We move on to some computations. To return to the earlier example, observe that for the generator $\alpha \in H^2(\Bbb{CP}^2; \Bbb F_2)$, $Sq^2 \alpha = \alpha^2 \neq 0$ and therefore by stabilit we must also have $Sq^2 \sigma^k(\alpha) \neq 0$, where $\sigma^k(\alpha) \in H^{2+k}(\Sigma^k \Bbb{CP}^2; \Bbb F_2)$ is the generator of the $k$-fold suspension. However, for

\[S^k(S^2 \vee S^4) \simeq S^{2+k} \vee S^{4+k},\]

all Steenrod squares simply vanish, since $Sq^2$ of a class in $H^*(S^{2+k})$ stays there by naturality with respect to the retract on that factor, and likewise for the other factor, but there’s no space in the cohomology of spheres for nontrivial cohomology operations. The argument goes through word-by-word with the mapping cone $C(f)$ in place of $\Bbb{CP}^2$, where $f : S^{2n-1} \to S^n$ is a map of Hopf invariant $1$. This shows the stable stem $\pi_1^s, \pi_3^s, \pi_7^s$ are all nonzero, as they call contain the stable Hopf fibrations of appropriate degree, which by above are actually non-null.

In fact, one can argue using these Hopf fibrations that $\pi_2^s, \pi_6^s, \pi_{14}^s$ are nonzero as well: recall that there is a graded ring structure on $\pi_*^s$ defined upto appropriately stabilizing by $(f, g) \mapsto \Sigma^* f \circ g$, the graded commutativity of this product upto stabilization can be seen by writing the suspension as smashing with the circle many times, and then permuting factors, which tells that the product is homotopic to $\Sigma^* f \wedge \Sigma^* g$. The claim is that under this product, the squares of the Hopf fibrations are stably nonzero. Suppose $h : S^{n+1} \to S^n$ is a suspension of the Hopf map, and let $C_n$ denote the mapping cone. If $\Sigma h \circ h : S^{n+2} \to S^n$ is nullhomotopic, consider the map $S^{n+3} = D^{n+2} \cup_{S^{n+1}} D^{n+2} \to C_n$ defined on the equator by sending it to the $n$-skeleton by $(\Sigma h) \circ h$, on the top hemisphere by the nullhomotopy of $\Sigma h \circ h$ and on the bottom hemisphere by $C(\Sigma h) \circ h$. Attach a $D^{n+4}$ to $C_h$ along this map to obtain a cell complex $X$. Then observe $Sq^2 : H^n(X; \Bbb F_2) \to H^{n+2}(X; \Bbb F_2)$ is, by naturality applied to inclusion of the $(n+2)$-skeleton, the same as $Sq^2 : H^n(C_h; \Bbb F_2) \to H^{n+2}(C_h; \Bbb F_2)$ which is a suspension of the corresponding $Sq^2$ on the mapping cone of the Hopf map, which is the Hopf invariant, $1$. Thus,

\[Sq^2 : H^n(X; \Bbb F_2) \to H^{n+2}(X; \Bbb F_2)\]

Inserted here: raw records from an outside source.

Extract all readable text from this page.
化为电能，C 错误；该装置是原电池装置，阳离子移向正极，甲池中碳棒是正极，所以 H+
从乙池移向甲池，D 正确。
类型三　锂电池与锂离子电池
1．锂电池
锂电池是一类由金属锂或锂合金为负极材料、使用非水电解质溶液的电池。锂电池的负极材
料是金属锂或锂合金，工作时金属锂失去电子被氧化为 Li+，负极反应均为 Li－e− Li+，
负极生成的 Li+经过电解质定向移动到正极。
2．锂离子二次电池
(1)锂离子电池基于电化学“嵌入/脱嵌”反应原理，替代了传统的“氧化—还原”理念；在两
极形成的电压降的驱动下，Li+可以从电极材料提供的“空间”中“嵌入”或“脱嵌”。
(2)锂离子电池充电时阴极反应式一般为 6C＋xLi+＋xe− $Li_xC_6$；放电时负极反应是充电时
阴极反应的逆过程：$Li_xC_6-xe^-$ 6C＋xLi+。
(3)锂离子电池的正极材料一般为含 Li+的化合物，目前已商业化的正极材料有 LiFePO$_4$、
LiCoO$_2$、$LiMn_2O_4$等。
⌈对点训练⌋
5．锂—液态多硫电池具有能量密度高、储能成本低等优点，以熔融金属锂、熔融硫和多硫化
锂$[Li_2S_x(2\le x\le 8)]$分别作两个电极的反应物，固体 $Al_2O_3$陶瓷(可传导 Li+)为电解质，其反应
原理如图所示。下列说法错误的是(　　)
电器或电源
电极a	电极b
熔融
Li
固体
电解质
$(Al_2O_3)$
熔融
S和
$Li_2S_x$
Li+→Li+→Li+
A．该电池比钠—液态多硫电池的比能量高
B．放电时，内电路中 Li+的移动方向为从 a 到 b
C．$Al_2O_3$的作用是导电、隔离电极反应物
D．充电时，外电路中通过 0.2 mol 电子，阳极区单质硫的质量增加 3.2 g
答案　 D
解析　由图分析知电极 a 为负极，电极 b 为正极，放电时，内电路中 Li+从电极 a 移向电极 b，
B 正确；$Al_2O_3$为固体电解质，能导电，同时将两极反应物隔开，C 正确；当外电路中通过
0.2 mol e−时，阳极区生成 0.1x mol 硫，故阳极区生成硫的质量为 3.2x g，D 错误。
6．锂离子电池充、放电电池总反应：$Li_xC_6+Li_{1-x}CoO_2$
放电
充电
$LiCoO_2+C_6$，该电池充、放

is an isomorphism. Further, we obtain that $Sq^2 : H^{n+2}(X; \Bbb F_2) \to H^{n+4}(X; \Bbb F_2)$ is the same, since by naturality applied to the quotient map $X \to X/S^n$ which is an isomorphism above degree $n$ by cellular homology, $Sq^2 : H^{n+2}(C_{\Sigma^2 h}; \Bbb F_2) \to H^{n+4}(C_{\Sigma^2 h}; \Bbb F_2)$, once again an isomorphism. Thierefore $Sq^2 Sq^2 : H^n \to H^{n+4}$ must be an isomorphism but by Adem relations $Sq^2 Sq^2 = Sq^3 Sq^1 = 0$ as $Sq^1 = 0$; there’s no $H^{n+1}$ for it to be nonzero.

(I will probably fill in something about the relation between Steenrod squares and Stiefel-Whitney classes, an analogous relation between Steenrod powers with Chern classes modulo $p$ will be used in Seiberg-Witten Theory: Part 2. I might end up doing some exercises from Chapter 4.L and write the interesting solutions here, and there’s plenty of examples in Hatcher in any case. Recommendations on computations are welcome.)